European studies blog

Exploring Europe at the British Library

12 December 2014

From Sanatoria to Skis: Winter Holidays in Switzerland

At this time of year many people are dreaming of – perhaps even planning – a skiing holiday, and Switzerland is a popular destination.  But in the 19th century the idea of holidaying in the snow would have been considered very strange. Back then, if wealthy foreigners spent  the winter in Switzerland, it would almost certainly be because they were ill: the clean, cold, fresh mountain air of the Swiss alps was considered effective in curing various illnesses, especially lung diseases such as tuberculosis.

Book cover showing an icy mountain scene by night
An icy prospect for the sick: Alfred Tucker Wise, The Alpine Winter Cure (London, 1884) 7470.ff.36

The world of the Swiss sanatorium where these patients spent months or even years was most famously captured in Thomas Mann’s novel Der Zauberberg, set in Davos in the years before the First World War. But by the time Mann was writing – and even during the period when his novel takes place – Davos and other Swiss mountain resorts were just as well-known and popular for their winter sports as for their curative properties. 

How did this come about? A recent newspaper article about the Swiss resort of St Moritz described how in 1864 local hotelier Johannes Badrutt lured some English tourists to stay there in winter with an ‘enjoy your holiday or get your money back’ offer. His gamble paid off, and St Moritz soon became a winter playground for the rich of Europe who, when they tired of indoor games, started to pursue outdoor ones, including skiing and tobogganing. Suddenly the snow-covered alps became a world full of sporting possibility.

  Bird's eye view of St Moritz
St Moritz in 1904. Picture by H.J. Burger (1849-1917), reproduced in 100 Jahre Bobsport (Basel, 1990) YA.1992.a.11011

Badrutt and his guests may have been pioneers in St Moritz but they were part of a wider trend at the time. Skiing purely as a sport started in the mid-19th century in Norway, where it already had a long tradition as a practical methods of travelling in snow-bound landscapes. It soon spread to alpine regions elsewhere in Europe, particularly Switzerland (and further afield: one of the earliest ski clubs was founded by Norwegian immigrants in Australia). Skiing in the Alps led to changes in the cross-country skiing familiar in Norway, as the steep slopes encouraged the development of downhill skiing.

Book-covers showing a skier (left) and ski-jumper (right)
Two early 20th-century skiing manuals: H. Hoek & E.C. Richardson, Der Ski und seine sportliche Bentzung (Munich, 1906) YA.1991.a.4184, and Adolf Zarn, Der Skifahrer (Zurich, 1920) 7922.b.6.

Alongside the sport itself a whole literature of skiing grew up. The British Library holds many such works both in English and other languages (though sadly many others were among the books destroyed by bombing in the Second World War).
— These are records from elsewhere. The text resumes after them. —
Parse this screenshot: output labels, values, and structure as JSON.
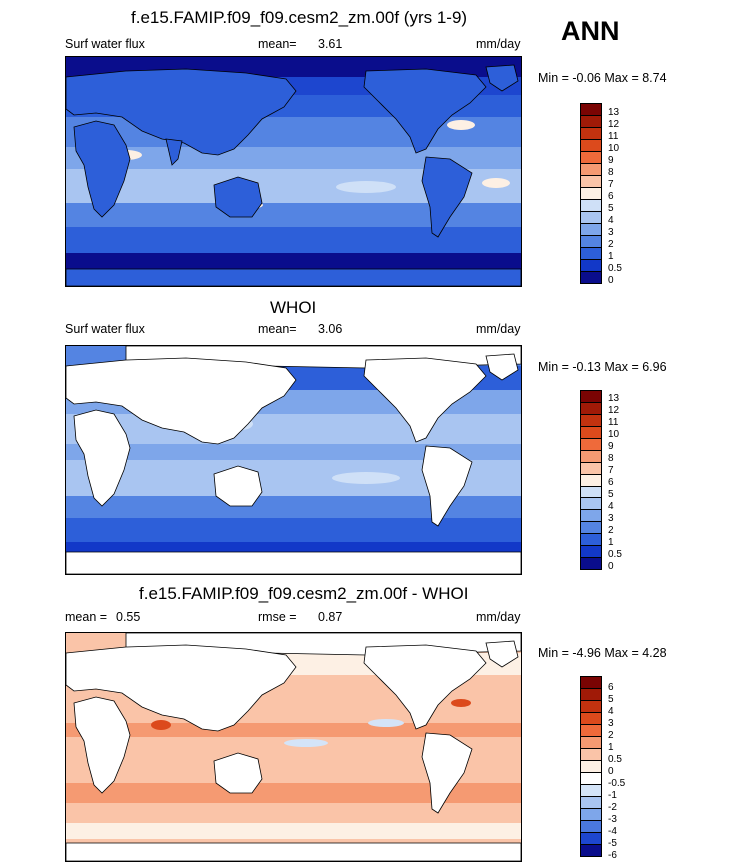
{
  "season": "ANN",
  "panels": [
    {
      "id": "model",
      "title": "f.e15.FAMIP.f09_f09.cesm2_zm.00f (yrs 1-9)",
      "left_label": "Surf water flux",
      "stat_label": "mean=",
      "stat_value": "3.61",
      "stat2_label": "",
      "stat2_value": "",
      "units": "mm/day",
      "minmax": "Min =  -0.06 Max =   8.74",
      "colorbar_ticks": [
        "13",
        "12",
        "11",
        "10",
        "9",
        "8",
        "7",
        "6",
        "5",
        "4",
        "3",
        "2",
        "1",
        "0.5",
        "0"
      ]
    },
    {
      "id": "obs",
      "title": "WHOI",
      "left_label": "Surf water flux",
      "stat_label": "mean=",
      "stat_value": "3.06",
      "stat2_label": "",
      "stat2_value": "",
      "units": "mm/day",
      "minmax": "Min =  -0.13 Max =   6.96",
      "colorbar_ticks": [
        "13",
        "12",
        "11",
        "10",
        "9",
        "8",
        "7",
        "6",
        "5",
        "4",
        "3",
        "2",
        "1",
        "0.5",
        "0"
      ]
    },
    {
      "id": "diff",
      "title": "f.e15.FAMIP.f09_f09.cesm2_zm.00f - WHOI",
      "left_label": "mean =",
      "stat_label": "",
      "stat_value": "0.55",
      "stat2_label": "rmse =",
      "stat2_value": "0.87",
      "units": "mm/day",
      "minmax": "Min =  -4.96 Max =   4.28",
      "colorbar_ticks": [
        "6",
        "5",
        "4",
        "3",
        "2",
        "1",
        "0.5",
        "0",
        "-0.5",
        "-1",
        "-2",
        "-3",
        "-4",
        "-5",
        "-6"
      ]
    }
  ],
  "colors": {
    "abs_scale": [
      "#7a0403",
      "#a01a07",
      "#c2320f",
      "#dc4a1c",
      "#ef6a3a",
      "#f59a72",
      "#fac4a8",
      "#fdf0e4",
      "#cfe0f7",
      "#a9c5f1",
      "#7ea6ea",
      "#5484e2",
      "#2d5fd9",
      "#1238c8",
      "#0a0d8c"
    ],
    "diff_scale": [
      "#7a0403",
      "#a01a07",
      "#c2320f",
      "#dc4a1c",
      "#ef6a3a",
      "#f59a72",
      "#fac4a8",
      "#fdf0e4",
      "#ffffff",
      "#d4e4f8",
      "#a9c5f1",
      "#7ea6ea",
      "#4a78de",
      "#1d46cf",
      "#0a0d8c"
    ],
    "land": "#ffffff",
    "coast": "#000000"
  },
  "chart_data": [
    {
      "type": "heatmap",
      "title": "f.e15.FAMIP.f09_f09.cesm2_zm.00f (yrs 1-9)",
      "variable": "Surf water flux",
      "units": "mm/day",
      "mean": 3.61,
      "min": -0.06,
      "max": 8.74,
      "contour_levels": [
        0,
        0.5,
        1,
        2,
        3,
        4,
        5,
        6,
        7,
        8,
        9,
        10,
        11,
        12,
        13
      ],
      "land_masked": false
    },
    {
      "type": "heatmap",
      "title": "WHOI",
      "variable": "Surf water flux",
      "units": "mm/day",
      "mean": 3.06,
      "min": -0.13,
      "max": 6.96,
      "contour_levels": [
        0,
        0.5,
        1,
        2,
        3,
        4,
        5,
        6,
        7,
        8,
        9,
        10,
        11,
        12,
        13
      ],
      "land_masked": true
    },
    {
      "type": "heatmap",
      "title": "f.e15.FAMIP.f09_f09.cesm2_zm.00f - WHOI",
      "units": "mm/day",
      "mean": 0.55,
      "rmse": 0.87,
      "min": -4.96,
      "max": 4.28,
      "contour_levels": [
        -6,
        -5,
        -4,
        -3,
        -2,
        -1,
        -0.5,
        0,
        0.5,
        1,
        2,
        3,
        4,
        5,
        6
      ],
      "land_masked": true
    }
  ]
}
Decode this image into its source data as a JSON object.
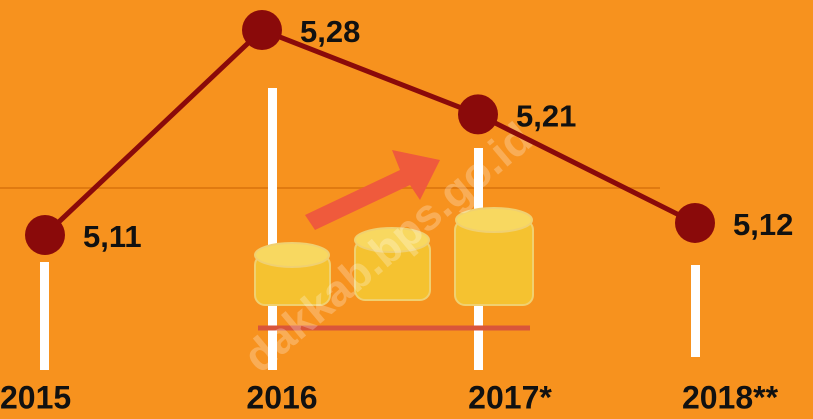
{
  "chart_data": {
    "type": "line",
    "categories": [
      "2015",
      "2016",
      "2017*",
      "2018**"
    ],
    "values": [
      5.11,
      5.28,
      5.21,
      5.12
    ],
    "value_labels": [
      "5,11",
      "5,28",
      "5,21",
      "5,12"
    ],
    "color": "#8a0a0a",
    "watermark": "dakkab.bps.go.id"
  }
}
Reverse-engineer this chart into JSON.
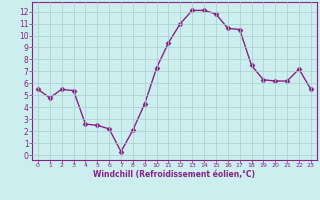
{
  "x": [
    0,
    1,
    2,
    3,
    4,
    5,
    6,
    7,
    8,
    9,
    10,
    11,
    12,
    13,
    14,
    15,
    16,
    17,
    18,
    19,
    20,
    21,
    22,
    23
  ],
  "y": [
    5.5,
    4.8,
    5.5,
    5.4,
    2.6,
    2.5,
    2.2,
    0.3,
    2.1,
    4.3,
    7.3,
    9.4,
    11.0,
    12.1,
    12.1,
    11.8,
    10.6,
    10.5,
    7.5,
    6.3,
    6.2,
    6.2,
    7.2,
    5.5
  ],
  "line_color": "#882288",
  "marker": "D",
  "marker_size": 2.5,
  "bg_color": "#cceeee",
  "grid_color": "#aacccc",
  "xlabel": "Windchill (Refroidissement éolien,°C)",
  "xlabel_color": "#882288",
  "tick_color": "#882288",
  "ylabel_ticks": [
    0,
    1,
    2,
    3,
    4,
    5,
    6,
    7,
    8,
    9,
    10,
    11,
    12
  ],
  "xlabel_ticks": [
    0,
    1,
    2,
    3,
    4,
    5,
    6,
    7,
    8,
    9,
    10,
    11,
    12,
    13,
    14,
    15,
    16,
    17,
    18,
    19,
    20,
    21,
    22,
    23
  ],
  "ylim": [
    -0.4,
    12.8
  ],
  "xlim": [
    -0.5,
    23.5
  ],
  "figsize": [
    3.2,
    2.0
  ],
  "dpi": 100
}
There are guides to the art of skiing, describing equipment and techniques; accounts of the adventures and excursions of skiing pioneers; guidebooks to the best locations for those wanting to follow in their ski-tracks; and histories of the various ski clubs and skiing centres. Skiing even found its way into fiction – although not as memorably as the sanatorium of Mann’s Zauberberg – and by the 1930s works such as Skiløperen by the Norwergian Mikkjel Fønhus (Oslo, 1936; 012584.c.23.) or Schi-Novelle by the German Ludwig Barthel (Jena, 1938; F10/0893) were available for après-ski (or armchair skier) reading.

Book cover showing the head and shoulders of a skier against a mountain landscapeHellmut Lantschner, Die Spur von meinen Ski (Berlin, 1934). X.629/14808.

However, some of the most unexpected accounts of early 20th-century accounts of Swiss skiing turn up in a magazine for wounded British Prisoners of War interned in Switzerland to await repatriation during the First World War. Arnold Lunn, a British skiing pioneer and author of many books on the sport, worked as a volunteer among the internees at Mürren in the Bernese Oberland and led a number of skiing excursions to occupy time and to boost morale and physical fitness. Although the most severely wounded men could not take part, for others, learning to ski and accompanying Lunn to the slopes must have been a form of therapy both physical and mental, a meeting of the two concepts of Switzerland as a place for winter healing and winter sports.

Susan Reed, Lead Curator Germanic Studies

Cartoon showing skiing learners getting stuck in the snowLearning to ski at Mürren, cartoon from B.I.M. (British Interned Magazine) Vol. 1, no. 10, Xmas 1917. PP. 4039.wup.